Un’inchiesta basata oltre 13 milioni di documenti rivela gli affari nei paradisi fiscali di 120 politici di tutto il mondo, imprenditori, reali e istituti religiosi. Fra i nomi coinvolti nei Paradise Papers, la regina Elisabetta II e la regina Rania di Giordania, il tesoriere del premier canadese Justin Trudeau, star della musica come Bono Vox e Madonna, l’ex direttore della Cia Wesley Clark, figure dell’amministrazione Trump, oligarchi e imprese a partecipazione statale russi.

I segreti nascosti nei documenti sono stati ricevuti e pubblicati dalla Süddeutsche Zeitung, che li ha condivisi con l’ICIJ, il Consorzio internazionale di giornalisti investigativi, che comprende tra gli altri Guardian, Bbc, Nyt, Le Monde e L’Espresso. Per quel che riguarda i profitti del regno britannico, il denaro della regina sarebbe stato investito negli ultimi 12 anni – dopo il passaggio offshore – anche in catene commerciali come Threshers e BrightHouse: criticate da tempo per il presunto sfruttamento di lavoratori, famiglie povere e persone vulnerabili. Il Ducato di Lancaster, per parte sua, ha fatto sapere di non essere a conoscenza della destinazione finale verso tali società di una parte delle somme affidate a promotori finanziari (Ansa).

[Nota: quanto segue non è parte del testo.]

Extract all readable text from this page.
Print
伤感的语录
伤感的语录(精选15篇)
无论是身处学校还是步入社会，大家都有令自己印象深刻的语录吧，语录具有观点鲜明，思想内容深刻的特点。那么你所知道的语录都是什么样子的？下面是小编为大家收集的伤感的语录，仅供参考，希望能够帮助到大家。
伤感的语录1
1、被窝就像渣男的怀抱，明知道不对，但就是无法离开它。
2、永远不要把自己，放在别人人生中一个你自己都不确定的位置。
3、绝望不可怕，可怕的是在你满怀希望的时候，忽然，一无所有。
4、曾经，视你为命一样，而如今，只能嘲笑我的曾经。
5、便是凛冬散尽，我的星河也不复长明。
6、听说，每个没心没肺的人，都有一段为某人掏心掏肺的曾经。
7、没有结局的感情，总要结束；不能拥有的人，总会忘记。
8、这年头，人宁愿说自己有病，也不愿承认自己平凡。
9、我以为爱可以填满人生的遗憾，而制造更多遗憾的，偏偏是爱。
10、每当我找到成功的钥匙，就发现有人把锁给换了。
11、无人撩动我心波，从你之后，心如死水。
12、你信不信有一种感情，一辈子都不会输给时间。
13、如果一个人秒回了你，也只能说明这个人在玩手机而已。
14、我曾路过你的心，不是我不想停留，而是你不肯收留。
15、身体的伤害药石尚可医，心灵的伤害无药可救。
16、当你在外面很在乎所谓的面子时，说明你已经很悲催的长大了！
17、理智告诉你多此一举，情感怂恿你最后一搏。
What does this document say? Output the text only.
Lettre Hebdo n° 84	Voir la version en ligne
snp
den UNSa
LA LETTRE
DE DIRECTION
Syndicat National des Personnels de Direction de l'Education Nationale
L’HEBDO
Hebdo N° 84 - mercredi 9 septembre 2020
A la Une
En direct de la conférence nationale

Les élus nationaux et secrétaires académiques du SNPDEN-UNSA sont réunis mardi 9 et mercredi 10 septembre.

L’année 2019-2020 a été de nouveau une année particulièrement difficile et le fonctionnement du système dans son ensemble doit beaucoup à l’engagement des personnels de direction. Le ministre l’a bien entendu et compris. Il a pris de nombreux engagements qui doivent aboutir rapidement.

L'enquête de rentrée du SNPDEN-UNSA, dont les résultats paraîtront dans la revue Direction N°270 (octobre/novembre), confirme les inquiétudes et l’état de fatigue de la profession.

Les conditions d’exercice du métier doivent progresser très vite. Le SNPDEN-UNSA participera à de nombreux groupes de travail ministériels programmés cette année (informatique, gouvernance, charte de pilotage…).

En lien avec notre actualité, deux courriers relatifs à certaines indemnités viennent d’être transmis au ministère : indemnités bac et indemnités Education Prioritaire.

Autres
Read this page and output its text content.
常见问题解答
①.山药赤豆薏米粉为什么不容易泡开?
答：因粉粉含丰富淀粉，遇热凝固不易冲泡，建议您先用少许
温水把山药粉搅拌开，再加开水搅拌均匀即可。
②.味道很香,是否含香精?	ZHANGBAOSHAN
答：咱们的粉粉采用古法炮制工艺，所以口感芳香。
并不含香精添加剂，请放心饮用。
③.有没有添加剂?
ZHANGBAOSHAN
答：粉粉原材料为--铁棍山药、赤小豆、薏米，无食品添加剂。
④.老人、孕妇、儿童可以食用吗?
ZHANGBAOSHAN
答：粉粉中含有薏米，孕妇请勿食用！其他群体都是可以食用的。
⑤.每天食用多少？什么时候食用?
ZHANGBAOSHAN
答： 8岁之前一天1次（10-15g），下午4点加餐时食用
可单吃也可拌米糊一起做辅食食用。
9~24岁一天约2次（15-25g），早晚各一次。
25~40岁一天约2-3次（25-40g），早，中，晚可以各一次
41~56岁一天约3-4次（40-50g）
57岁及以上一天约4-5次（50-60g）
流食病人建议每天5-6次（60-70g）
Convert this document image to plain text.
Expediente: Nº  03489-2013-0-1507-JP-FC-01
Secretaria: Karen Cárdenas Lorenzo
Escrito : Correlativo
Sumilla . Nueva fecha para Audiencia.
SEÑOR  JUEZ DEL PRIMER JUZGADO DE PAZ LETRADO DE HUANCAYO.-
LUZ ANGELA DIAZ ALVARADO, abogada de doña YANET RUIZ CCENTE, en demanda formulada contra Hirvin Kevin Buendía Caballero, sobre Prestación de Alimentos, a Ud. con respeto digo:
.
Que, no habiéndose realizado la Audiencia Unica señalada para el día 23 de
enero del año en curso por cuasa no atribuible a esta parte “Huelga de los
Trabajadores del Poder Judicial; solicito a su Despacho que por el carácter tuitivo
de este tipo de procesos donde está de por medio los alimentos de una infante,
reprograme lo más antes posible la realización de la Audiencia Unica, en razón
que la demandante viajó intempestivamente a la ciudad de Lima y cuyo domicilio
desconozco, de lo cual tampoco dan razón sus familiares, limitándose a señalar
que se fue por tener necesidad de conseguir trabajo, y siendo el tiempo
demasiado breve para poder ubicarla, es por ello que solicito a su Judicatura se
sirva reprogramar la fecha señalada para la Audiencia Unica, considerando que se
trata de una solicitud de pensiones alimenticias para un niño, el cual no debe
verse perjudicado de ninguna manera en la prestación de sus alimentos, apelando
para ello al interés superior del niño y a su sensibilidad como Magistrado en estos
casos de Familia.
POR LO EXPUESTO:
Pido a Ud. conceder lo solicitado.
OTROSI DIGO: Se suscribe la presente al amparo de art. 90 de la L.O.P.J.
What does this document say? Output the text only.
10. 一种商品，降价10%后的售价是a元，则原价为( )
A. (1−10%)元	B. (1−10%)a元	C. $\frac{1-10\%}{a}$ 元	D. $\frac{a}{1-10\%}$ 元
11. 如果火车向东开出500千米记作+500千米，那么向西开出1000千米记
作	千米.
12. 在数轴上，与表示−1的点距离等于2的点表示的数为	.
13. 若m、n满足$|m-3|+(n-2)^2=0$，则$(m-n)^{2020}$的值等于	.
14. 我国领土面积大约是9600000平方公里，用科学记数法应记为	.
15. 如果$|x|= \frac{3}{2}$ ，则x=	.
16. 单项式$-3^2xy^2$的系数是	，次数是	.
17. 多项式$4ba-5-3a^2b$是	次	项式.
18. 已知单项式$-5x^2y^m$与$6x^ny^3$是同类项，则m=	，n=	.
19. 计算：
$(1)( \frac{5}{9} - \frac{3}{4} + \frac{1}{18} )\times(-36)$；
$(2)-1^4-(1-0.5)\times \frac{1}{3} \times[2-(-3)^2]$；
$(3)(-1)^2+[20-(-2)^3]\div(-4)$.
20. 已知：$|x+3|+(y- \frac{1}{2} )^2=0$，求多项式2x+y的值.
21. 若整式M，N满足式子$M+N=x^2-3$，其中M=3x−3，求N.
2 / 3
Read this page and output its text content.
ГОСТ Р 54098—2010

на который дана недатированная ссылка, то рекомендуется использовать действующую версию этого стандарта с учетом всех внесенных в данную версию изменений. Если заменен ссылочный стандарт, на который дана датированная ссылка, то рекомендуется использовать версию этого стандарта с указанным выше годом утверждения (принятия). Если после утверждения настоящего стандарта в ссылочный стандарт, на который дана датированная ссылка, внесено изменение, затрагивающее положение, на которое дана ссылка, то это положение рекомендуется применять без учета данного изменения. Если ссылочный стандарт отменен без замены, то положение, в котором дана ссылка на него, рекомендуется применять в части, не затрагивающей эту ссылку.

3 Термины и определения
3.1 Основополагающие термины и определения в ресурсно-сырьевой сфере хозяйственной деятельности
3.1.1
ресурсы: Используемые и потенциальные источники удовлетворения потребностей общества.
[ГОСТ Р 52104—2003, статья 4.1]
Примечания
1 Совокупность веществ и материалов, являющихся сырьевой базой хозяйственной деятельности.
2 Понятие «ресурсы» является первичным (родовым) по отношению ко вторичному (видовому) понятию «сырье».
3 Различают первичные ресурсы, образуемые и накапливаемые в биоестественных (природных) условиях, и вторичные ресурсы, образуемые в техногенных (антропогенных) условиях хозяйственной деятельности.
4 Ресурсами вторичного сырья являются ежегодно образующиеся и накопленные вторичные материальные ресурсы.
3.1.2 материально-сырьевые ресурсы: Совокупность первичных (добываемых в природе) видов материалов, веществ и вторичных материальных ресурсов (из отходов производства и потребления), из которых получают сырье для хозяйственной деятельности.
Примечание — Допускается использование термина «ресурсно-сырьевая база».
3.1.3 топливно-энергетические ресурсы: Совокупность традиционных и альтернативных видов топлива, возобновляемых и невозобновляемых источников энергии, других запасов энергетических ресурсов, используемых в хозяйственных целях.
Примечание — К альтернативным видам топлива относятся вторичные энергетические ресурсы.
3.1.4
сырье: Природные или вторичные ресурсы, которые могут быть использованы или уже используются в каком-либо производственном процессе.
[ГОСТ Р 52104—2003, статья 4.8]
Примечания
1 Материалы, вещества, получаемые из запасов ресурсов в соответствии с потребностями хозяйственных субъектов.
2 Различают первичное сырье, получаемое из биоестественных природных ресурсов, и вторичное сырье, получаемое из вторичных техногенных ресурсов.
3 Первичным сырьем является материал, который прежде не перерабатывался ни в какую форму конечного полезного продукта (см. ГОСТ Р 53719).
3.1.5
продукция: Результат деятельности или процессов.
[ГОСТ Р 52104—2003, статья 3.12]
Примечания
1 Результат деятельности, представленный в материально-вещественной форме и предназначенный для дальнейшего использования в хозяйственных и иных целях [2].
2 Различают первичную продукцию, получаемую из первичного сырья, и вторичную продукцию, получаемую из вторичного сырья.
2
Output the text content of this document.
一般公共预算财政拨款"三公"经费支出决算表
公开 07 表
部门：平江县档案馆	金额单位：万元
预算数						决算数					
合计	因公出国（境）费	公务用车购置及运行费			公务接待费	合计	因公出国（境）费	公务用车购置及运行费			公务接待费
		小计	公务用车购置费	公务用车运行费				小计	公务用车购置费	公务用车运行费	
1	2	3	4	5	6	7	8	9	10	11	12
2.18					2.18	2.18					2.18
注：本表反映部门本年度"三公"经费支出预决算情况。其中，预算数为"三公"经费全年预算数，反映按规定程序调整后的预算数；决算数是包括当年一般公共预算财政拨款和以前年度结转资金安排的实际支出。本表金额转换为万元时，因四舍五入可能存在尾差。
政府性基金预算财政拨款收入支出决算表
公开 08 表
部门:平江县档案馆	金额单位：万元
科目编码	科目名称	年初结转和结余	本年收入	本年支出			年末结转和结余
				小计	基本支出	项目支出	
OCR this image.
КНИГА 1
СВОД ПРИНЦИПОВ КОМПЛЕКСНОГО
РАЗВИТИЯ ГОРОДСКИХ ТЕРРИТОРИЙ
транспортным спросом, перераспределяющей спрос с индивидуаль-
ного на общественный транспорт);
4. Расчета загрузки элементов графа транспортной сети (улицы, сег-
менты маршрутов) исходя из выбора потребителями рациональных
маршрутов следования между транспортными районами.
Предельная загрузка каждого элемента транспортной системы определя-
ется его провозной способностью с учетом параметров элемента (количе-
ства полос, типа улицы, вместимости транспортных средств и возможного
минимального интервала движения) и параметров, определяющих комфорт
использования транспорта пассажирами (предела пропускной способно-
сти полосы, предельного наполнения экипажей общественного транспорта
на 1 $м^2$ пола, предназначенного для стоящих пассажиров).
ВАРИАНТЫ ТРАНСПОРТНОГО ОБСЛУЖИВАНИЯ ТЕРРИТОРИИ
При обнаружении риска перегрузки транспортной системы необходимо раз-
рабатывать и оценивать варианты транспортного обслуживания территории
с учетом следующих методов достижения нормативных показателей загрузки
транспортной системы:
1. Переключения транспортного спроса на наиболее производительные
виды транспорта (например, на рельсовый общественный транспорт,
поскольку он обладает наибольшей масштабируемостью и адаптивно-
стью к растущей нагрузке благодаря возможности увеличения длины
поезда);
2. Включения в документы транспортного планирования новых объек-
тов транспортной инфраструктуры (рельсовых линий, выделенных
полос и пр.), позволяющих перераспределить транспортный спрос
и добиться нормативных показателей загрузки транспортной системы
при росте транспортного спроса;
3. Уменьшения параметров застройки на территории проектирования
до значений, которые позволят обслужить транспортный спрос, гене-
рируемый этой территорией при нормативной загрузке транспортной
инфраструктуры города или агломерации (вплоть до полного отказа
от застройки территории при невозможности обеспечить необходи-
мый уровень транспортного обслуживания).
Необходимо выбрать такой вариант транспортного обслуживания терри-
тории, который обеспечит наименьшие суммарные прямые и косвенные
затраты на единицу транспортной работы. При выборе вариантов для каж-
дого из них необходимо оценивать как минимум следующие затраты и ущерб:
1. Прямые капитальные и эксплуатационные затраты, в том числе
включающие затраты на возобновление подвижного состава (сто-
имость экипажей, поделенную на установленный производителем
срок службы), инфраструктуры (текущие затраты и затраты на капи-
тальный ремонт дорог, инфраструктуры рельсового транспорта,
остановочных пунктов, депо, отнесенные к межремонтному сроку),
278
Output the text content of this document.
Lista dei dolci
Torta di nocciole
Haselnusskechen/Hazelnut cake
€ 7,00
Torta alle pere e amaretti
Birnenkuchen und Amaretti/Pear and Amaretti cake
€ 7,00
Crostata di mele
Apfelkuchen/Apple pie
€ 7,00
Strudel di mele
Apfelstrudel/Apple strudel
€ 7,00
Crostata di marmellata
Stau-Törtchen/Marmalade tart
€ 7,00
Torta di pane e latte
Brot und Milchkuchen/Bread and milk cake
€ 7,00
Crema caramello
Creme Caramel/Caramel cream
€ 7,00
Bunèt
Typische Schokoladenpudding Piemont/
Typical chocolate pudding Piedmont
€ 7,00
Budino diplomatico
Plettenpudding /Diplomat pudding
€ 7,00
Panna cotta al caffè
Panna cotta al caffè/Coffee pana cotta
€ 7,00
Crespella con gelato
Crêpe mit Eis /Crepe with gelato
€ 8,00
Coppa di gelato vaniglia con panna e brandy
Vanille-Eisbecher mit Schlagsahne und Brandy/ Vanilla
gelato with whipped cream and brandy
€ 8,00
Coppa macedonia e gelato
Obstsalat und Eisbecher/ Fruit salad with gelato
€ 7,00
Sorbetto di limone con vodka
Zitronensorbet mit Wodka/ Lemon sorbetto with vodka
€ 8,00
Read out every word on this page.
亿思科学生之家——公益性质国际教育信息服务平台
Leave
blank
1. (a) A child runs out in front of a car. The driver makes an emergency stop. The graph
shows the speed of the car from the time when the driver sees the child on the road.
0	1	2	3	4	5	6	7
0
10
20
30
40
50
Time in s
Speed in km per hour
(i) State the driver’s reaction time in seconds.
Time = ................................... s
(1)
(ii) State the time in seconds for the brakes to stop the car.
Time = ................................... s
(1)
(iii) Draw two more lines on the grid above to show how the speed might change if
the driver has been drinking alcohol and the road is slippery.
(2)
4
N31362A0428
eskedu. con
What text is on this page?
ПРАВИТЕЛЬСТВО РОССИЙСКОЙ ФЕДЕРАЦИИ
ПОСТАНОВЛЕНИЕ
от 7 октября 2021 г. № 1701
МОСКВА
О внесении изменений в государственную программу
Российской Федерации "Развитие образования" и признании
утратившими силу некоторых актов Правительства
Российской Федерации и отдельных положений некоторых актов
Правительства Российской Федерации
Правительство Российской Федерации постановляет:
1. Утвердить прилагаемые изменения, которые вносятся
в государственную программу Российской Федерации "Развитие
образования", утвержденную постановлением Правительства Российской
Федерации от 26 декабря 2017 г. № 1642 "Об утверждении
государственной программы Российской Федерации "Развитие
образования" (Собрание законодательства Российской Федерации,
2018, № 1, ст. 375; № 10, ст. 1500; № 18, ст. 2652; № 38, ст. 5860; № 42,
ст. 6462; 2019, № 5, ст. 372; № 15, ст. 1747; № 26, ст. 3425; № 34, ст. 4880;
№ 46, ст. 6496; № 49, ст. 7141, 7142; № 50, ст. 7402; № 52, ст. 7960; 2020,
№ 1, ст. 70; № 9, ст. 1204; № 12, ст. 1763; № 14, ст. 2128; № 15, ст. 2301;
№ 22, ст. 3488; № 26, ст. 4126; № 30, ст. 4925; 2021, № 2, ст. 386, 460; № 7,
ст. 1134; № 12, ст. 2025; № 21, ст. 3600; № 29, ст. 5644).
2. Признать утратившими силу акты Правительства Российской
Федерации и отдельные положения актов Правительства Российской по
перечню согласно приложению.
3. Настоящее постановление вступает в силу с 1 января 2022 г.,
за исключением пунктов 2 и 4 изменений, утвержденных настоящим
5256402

I Paradise Papers – scrive la Bbc – svelano anche i legami d’affari tra la Russia di Putin e il segretario al Commercio di Trump: il miliardario Wilbur Ross, avrebbe fatto affari con parenti e amici del presidente russo Vladimir Putin inseriti nella lista nera delle sanzioni Usa. Si tratta in particolare di una società di navigazione nella quale Ross ha interessi e con la quale ha effettuato una serie di investimenti offshore, secondo le nuove rivelazioni.